実はこれらの建物は、もちろん登録しようと思えばすぐに文化財になるような価値を有している建物です。ではなぜそれなのに文化財ではないのかと言えば、意図的に文化財への登録を避けているということがあるのです。
実は文化財に登録されることは、メリットだけではなく、大きなデメリットもあります。文化財に登録されることは、その所有者が文化財を守る義務を負ってしまうということなのです。これは結構厄介で、自分で「ここを工事したい!」と思っても工事するのに許可が必要になり、その申請も文化財保護の観点から厳しく見られ、所有者の方が好きなように工事をしたり改築をしたり、といったことができなくなるのです。ほんの一部を工事するだけでも、長く煩雑な手続きが必要になるほか、その工事費用も高くついてしまう傾向にあるのです。
でも、「文化財に登録されれば、函館市から補助金が出るのでは?」ときっと皆様は思われるでしょう。確かに手続きは煩雑になっても、工事をする際に補助金をもらえるわけなので、維持費用が軽減されるのではないか、ということです。そして、まさにそこにポイントがあるのです。
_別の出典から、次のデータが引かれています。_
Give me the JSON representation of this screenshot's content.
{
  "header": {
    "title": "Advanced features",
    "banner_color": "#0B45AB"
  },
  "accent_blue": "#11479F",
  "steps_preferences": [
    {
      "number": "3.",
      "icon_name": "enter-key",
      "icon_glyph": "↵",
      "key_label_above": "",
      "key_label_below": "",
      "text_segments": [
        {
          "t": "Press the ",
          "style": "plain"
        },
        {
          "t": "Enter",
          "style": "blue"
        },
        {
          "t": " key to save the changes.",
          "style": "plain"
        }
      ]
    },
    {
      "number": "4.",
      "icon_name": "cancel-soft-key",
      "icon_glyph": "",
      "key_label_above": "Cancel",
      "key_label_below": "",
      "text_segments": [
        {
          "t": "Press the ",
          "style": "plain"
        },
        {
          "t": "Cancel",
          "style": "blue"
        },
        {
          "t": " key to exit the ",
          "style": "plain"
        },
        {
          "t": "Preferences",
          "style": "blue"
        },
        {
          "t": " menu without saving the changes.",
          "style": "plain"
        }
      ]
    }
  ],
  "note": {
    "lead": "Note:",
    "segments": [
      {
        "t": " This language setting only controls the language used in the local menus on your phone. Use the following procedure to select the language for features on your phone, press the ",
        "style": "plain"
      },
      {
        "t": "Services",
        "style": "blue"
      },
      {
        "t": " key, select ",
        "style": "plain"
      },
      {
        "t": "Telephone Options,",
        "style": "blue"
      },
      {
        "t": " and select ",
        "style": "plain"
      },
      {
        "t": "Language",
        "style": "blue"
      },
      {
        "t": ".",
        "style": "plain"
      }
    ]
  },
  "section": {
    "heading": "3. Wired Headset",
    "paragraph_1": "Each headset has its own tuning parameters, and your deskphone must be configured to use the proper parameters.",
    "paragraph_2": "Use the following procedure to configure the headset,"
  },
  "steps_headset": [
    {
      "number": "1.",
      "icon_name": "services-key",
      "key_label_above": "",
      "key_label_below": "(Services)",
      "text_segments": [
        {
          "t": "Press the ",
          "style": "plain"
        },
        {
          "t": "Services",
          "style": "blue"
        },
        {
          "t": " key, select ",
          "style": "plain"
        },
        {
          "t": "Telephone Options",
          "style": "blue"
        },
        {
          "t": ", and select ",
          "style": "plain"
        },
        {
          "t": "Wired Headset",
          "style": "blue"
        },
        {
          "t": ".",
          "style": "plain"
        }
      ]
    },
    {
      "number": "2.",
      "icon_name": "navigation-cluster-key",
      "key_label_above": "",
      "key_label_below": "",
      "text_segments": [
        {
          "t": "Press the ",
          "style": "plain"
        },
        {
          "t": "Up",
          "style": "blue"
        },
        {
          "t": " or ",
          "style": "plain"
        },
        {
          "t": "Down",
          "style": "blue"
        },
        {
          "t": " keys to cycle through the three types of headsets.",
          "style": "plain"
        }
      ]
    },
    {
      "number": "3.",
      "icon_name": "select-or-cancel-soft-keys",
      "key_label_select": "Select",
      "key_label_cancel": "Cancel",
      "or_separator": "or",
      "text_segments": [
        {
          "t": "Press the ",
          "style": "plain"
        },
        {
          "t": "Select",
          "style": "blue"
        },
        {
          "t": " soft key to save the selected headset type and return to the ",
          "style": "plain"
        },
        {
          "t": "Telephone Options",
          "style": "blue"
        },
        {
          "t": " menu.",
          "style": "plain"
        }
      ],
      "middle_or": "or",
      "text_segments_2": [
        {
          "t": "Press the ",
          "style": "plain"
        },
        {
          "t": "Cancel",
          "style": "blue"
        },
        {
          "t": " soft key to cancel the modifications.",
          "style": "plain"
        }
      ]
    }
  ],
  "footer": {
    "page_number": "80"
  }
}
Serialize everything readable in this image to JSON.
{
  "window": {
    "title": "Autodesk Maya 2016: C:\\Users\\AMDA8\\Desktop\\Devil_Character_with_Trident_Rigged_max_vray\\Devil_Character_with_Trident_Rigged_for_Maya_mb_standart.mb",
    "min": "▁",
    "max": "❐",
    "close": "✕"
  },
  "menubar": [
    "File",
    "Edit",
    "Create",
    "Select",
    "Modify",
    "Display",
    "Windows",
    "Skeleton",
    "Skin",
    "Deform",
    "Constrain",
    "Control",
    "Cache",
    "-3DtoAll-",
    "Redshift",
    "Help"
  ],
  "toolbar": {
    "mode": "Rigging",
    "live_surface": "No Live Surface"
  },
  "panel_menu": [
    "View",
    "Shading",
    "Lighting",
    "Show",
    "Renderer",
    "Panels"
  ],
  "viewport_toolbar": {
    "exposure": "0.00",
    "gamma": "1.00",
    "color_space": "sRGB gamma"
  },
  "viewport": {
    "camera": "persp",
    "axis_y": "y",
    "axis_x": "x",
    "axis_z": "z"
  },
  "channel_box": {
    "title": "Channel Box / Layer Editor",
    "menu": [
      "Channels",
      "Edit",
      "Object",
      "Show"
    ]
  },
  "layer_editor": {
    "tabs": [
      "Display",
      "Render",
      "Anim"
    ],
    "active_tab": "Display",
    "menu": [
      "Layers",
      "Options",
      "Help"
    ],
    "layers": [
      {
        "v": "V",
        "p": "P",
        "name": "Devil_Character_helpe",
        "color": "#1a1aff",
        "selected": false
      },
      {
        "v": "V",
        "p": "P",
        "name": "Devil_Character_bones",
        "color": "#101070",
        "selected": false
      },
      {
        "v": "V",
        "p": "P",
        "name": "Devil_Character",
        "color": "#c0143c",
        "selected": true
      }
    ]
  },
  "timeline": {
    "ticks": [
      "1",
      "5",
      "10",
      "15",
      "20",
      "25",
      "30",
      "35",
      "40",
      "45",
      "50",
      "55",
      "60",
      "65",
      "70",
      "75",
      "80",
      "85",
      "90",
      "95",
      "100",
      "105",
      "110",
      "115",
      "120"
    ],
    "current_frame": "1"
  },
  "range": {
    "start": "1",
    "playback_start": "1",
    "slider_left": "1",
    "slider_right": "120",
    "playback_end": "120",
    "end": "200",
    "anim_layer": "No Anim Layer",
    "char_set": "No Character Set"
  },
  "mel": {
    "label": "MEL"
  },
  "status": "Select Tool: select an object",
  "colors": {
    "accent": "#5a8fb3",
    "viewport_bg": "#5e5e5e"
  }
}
函館市の場合、文化財に対して出される補助金が非常に少ないのです。だから、文化財に登録されてちょっとやそっと補助金が出たところで、「文化財に登録されない方が維持費用が安い」ということだってザラにあるのです。
ではなぜ函館は文化財に出される補助金が少ないのか。これにはやむをえない理由があります。皆さんも想像できるでしょうが、函館は文化財が多すぎるんですよね。1つ1つに手厚く補助金を出していたら市の予算はそれで全部消えてしまうのです。だから、それぞれの文化財に対して出せる補助金は少なくなり、だから建物の所有者にとっては文化財に登録されるよりも登録されない方がメリットが大きくなり、「文化財ではない超貴重な建造物」が街中にゴロゴロあるというわけです。
貴重な建物が多すぎる故の苦悩
函館市は、本当に魅力的な街です。歩けば歩くほど、その面白さに気付かされます。そのくらい魅力的です。多分私もすでに10回くらいは函館を旅行していますが、何度行っても新しい発見があり、決して飽きることがありません。「なんでこんな場所が知られていないんだ」という場所は沢山あります。函館は確かに今でも世界的に人気の観光地ですが、まだまだ知られていない隠れた魅力も多く、今ある観光資源を最大限PRできたらとんでもない観光都市になるポテンシャルを未だ秘めていると思います。
でも、そんな場所だからこそ、「すごい場所」を全て前面に押し出せない苦悩があるのが函館、そんな印象を受けます。今ある観光地の維持管理だけで精一杯で、他にもすごい場所、すごい歴史、すごい文化があるのに、そちらの管理やPRにはなかなか手が回らない、ということです。
本記事で紹介した建物、またそれに類似する建造物等は、個人の所有物で、文化財でもないため、本記事で場所等を紹介し観光ガイドのようにするのは適切でないと考えているので、場所等の公開はしません。しかし、函館には誰にも知られていない魅力が山ほどある、ということはぜひ皆さんの頭の片隅にでも入れていただければと思います。「函館はいったことあるからもう行かなくていい」という方。きっとあなたはまだ函館を何も知らないですよ。
そう偉そうにいっている私も、知っているようでいながら、知っているような口を叩いていながら、まだ全然知らないと思っています。でも、本当に奥深い街であることは、ほんの少しだけは知っているつもりです。